Donat, ses histoires!


La vache

Après la guerre de 14, il y avait à Peisey une petite bande d'hommes qu'on appelait les "Rouges", politiciens radicaux dont plusieurs étaient revenus de Paris avec des idées avancées.
Parmi eux, un nommé Gal, très excité contre les curés. Il ne manquait pas une occasion pour le faire voir, surtout par des moqueries contre les "calotins".
Le jour de la Fête-Dieu, la procession descendait par la rue principale jusqu'au Romonard, petite place à l'entrée du village, près de la poste, où un riche " bronzier de Peisey " s'était fait construire une grande maison bourgeoise au milieu d'un grand jardin.

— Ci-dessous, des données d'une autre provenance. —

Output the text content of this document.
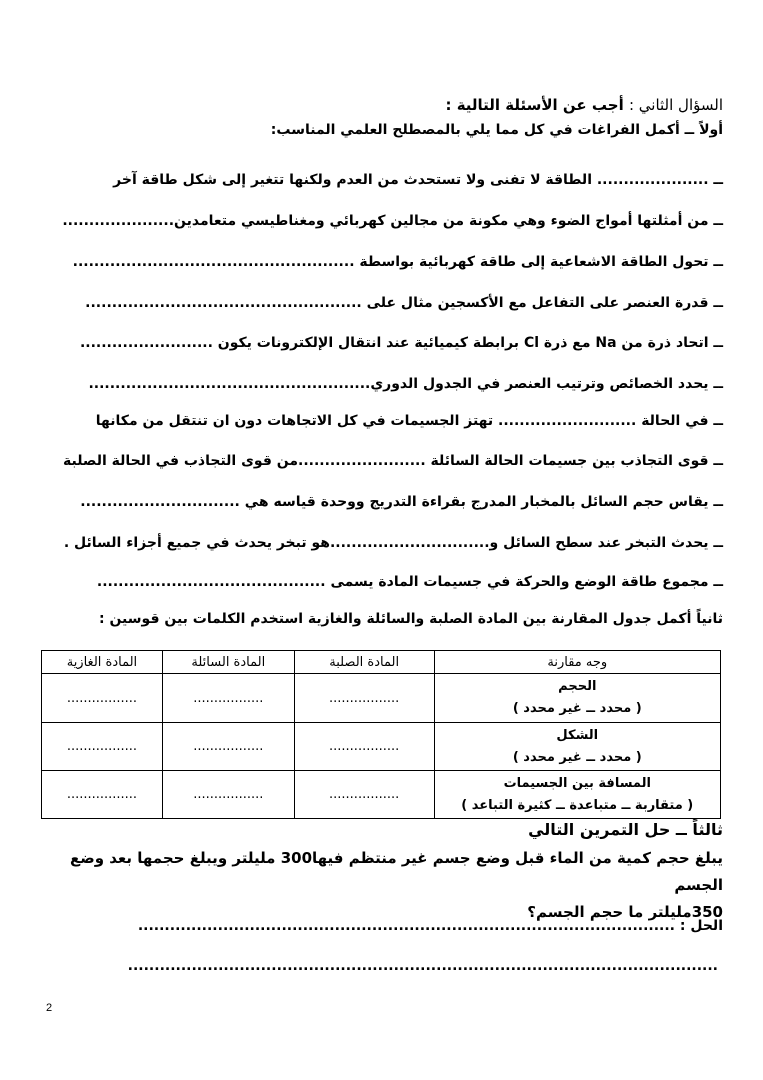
السؤال الثاني : أجب عن الأسئلة التالية :
أولاً ــ أكمل الفراغات في كل مما يلي بالمصطلح العلمي المناسب:
ــ ..................... الطاقة لا تفنى ولا تستحدث من العدم ولكنها تتغير إلى شكل طاقة آخر
ــ من أمثلتها أمواج الضوء وهي مكونة من مجالين كهربائي ومغناطيسي متعامدين.....................
ــ تحول الطاقة الاشعاعية إلى طاقة كهربائية بواسطة .....................................................
ــ قدرة العنصر على التفاعل مع الأكسجين مثال على ....................................................
ــ اتحاد ذرة من Na مع ذرة Cl برابطة كيميائية عند انتقال الإلكترونات يكون .........................
ــ يحدد الخصائص وترتيب العنصر في الجدول الدوري.....................................................
ــ في الحالة .......................... تهتز الجسيمات في كل الاتجاهات دون ان تنتقل من مكانها
ــ قوى التجاذب بين جسيمات الحالة السائلة ........................من قوى التجاذب في الحالة الصلبة
ــ يقاس حجم السائل بالمخبار المدرج بقراءة التدريج ووحدة قياسه هي ..............................
ــ يحدث التبخر عند سطح السائل و..............................هو تبخر يحدث في جميع أجزاء السائل .
ــ مجموع طاقة الوضع والحركة في جسيمات المادة يسمى ...........................................
ثانياً أكمل جدول المقارنة بين المادة الصلبة والسائلة والغازية استخدم الكلمات بين قوسين :
وجه مقارنة	المادة الصلبة	المادة السائلة	المادة الغازية

الحجم
( محدد ــ غير محدد )	.................	.................	.................

الشكل
( محدد ــ غير محدد )	.................	.................	.................

المسافة بين الجسيمات
( متقاربة ــ متباعدة ــ كثيرة التباعد )	.................	.................	.................
ثالثاً ــ حل التمرين التالي
يبلغ حجم كمية من الماء قبل وضع جسم غير منتظم فيها300 مليلتر ويبلغ حجمها بعد وضع الجسم
350مليلتر ما حجم الجسم؟
الحل : .....................................................................................................
...............................................................................................................
2
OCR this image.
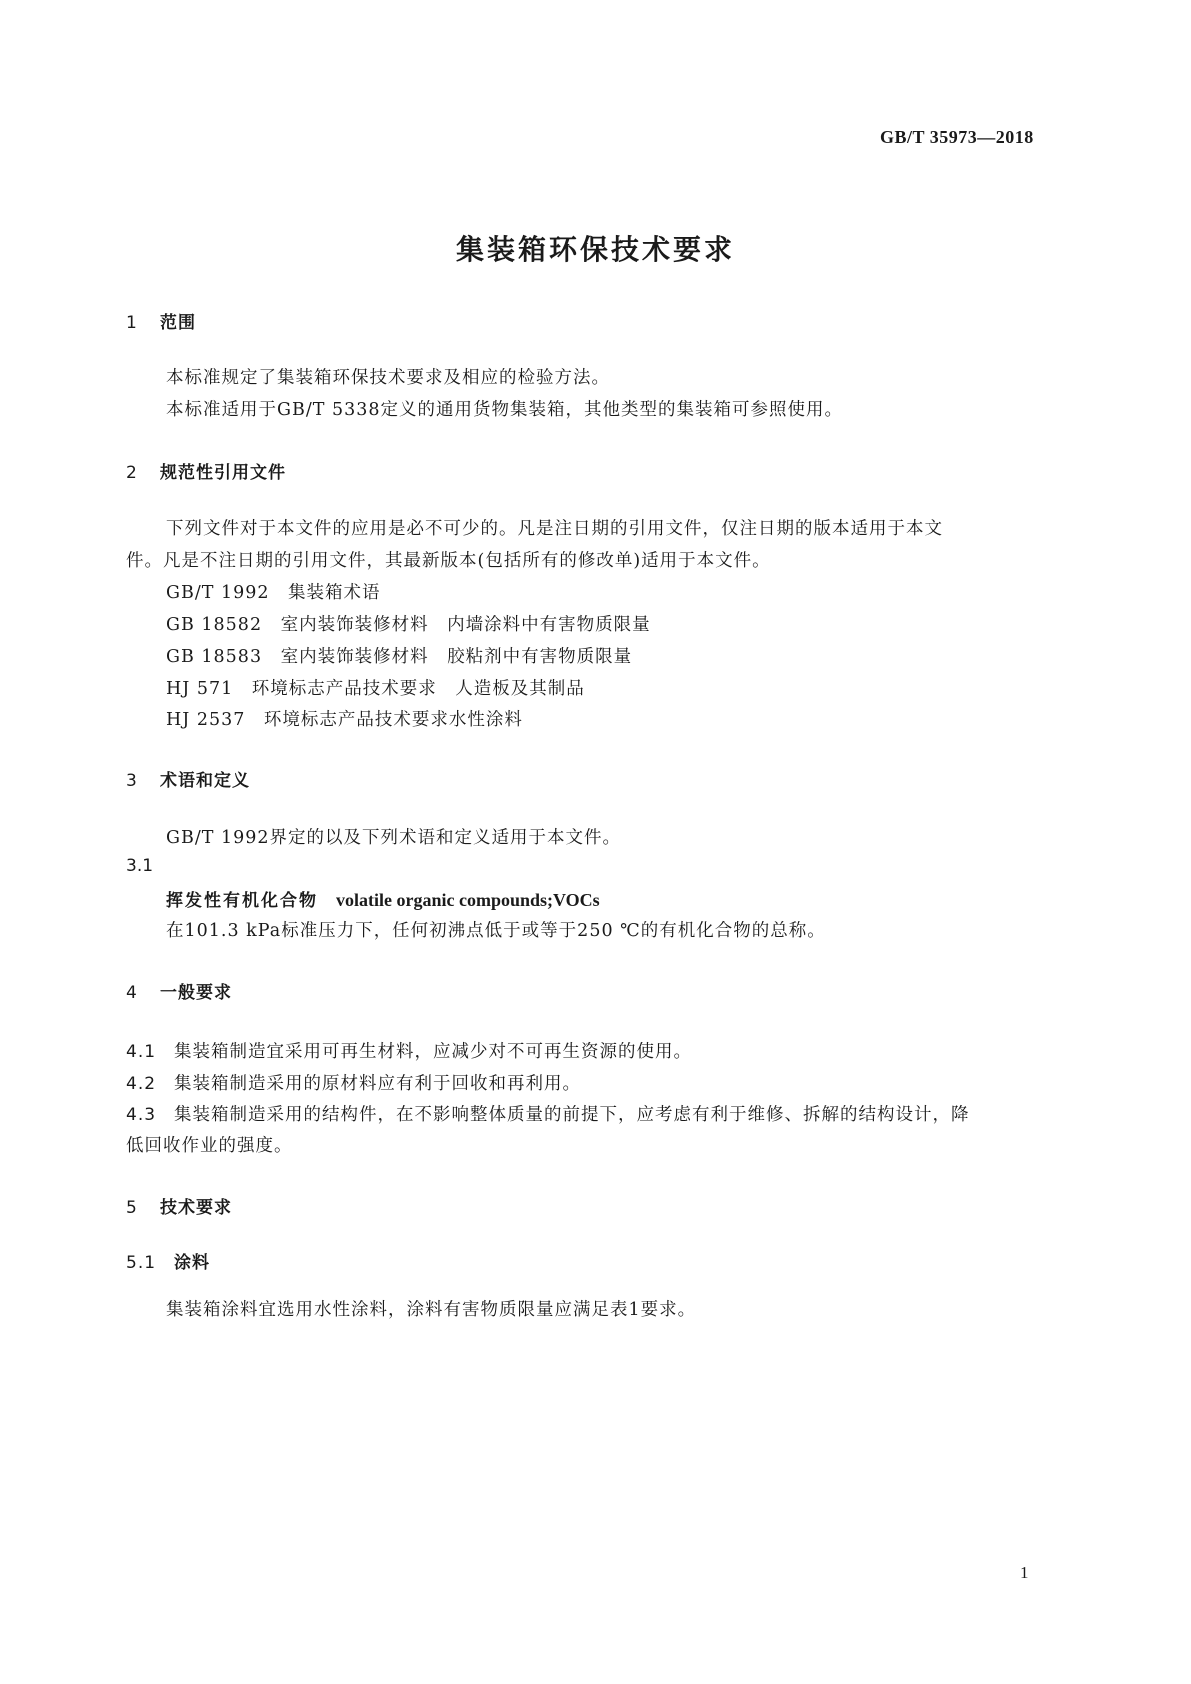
GB/T 35973—2018
集装箱环保技术要求
1 范围
本标准规定了集装箱环保技术要求及相应的检验方法。
本标准适用于GB/T 5338定义的通用货物集装箱，其他类型的集装箱可参照使用。
2 规范性引用文件
下列文件对于本文件的应用是必不可少的。凡是注日期的引用文件，仅注日期的版本适用于本文
件。凡是不注日期的引用文件，其最新版本(包括所有的修改单)适用于本文件。
GB/T 1992　集装箱术语
GB 18582　室内装饰装修材料　内墙涂料中有害物质限量
GB 18583　室内装饰装修材料　胶粘剂中有害物质限量
HJ 571　环境标志产品技术要求　人造板及其制品
HJ 2537　环境标志产品技术要求水性涂料
3 术语和定义
GB/T 1992界定的以及下列术语和定义适用于本文件。
3.1
挥发性有机化合物 volatile organic compounds;VOCs
在101.3 kPa标准压力下，任何初沸点低于或等于250 ℃的有机化合物的总称。
4 一般要求
4.1 集装箱制造宜采用可再生材料，应减少对不可再生资源的使用。
4.2 集装箱制造采用的原材料应有利于回收和再利用。
4.3 集装箱制造采用的结构件，在不影响整体质量的前提下，应考虑有利于维修、拆解的结构设计，降
低回收作业的强度。
5 技术要求
5.1 涂料
集装箱涂料宜选用水性涂料，涂料有害物质限量应满足表1要求。
1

Elle était clôturée d'un mur de pierres de taille surmonté d'une grille en fer forgé encore visible aujourd'hui, le tout de deux mètres de hauteur.
Gal avait une vache et il avait pensé de rentrer du pâture (revenir d'en champ) à l'heure où la procession arriverait sur la place pour pertuber la fête. Au moment où le curé qui portait l'ostensoir sous le dais, porté par 4 hommes et accompagné par la foule qui chantait des cantiques, arrivait sur la place, Gal arriva avec sa vache. Il la fit avancer vers le dais en lui donnant un bon coup de bâton sur le cul.
Mais la vache, affolée par tout cet attirail et choquée par le coup reçu, se détourne du dais et, chose incroyable, bondit en l'air si violemment qu'elle passa par-dessus la grille sans s'accrocher sur les pointes.
Tous les témoins, dont mon père, ont pensé à un miracle et se sont moqués de Gal qui restait là, tout penaud, en attendant que la procession remonte à l'église. Ensuite, il a appelé le gardien afin qu'il vienne ouvrir la porte en fer pour reprendre sa vache.Depuis ce moment-là, Gal ne se montrait plus en public, pour ne pas se faire lancer des quolibets, ce dont personne ne se privait...

L'éclair

Quelques années plus tard, Gal était parti avec un voisin, au mois d'août, à l'alpage de la Sevolière, au pied du Mont pourri, pour voir sa vache. Il fallait deux heures de marche pour y arriver, et il fallait surtout choisir un jour de beau temps. Tout s'était bien passé jusqu'au début de l'après-midi. De gros nuages sont apparus vers le fond de la vallée.
Nos deux compagnons ont décidé de redescendre plus vite que prévu. Ils n'avaient pas emporté d'abri. Comme il arrive souvent en montagne, le ciel s'est vite assombri et Gal s'est mis en colère en jurant.. L'orage s'approchait et ils venaient de traverser un mauvais passage sur un chemin creusé dans la roche.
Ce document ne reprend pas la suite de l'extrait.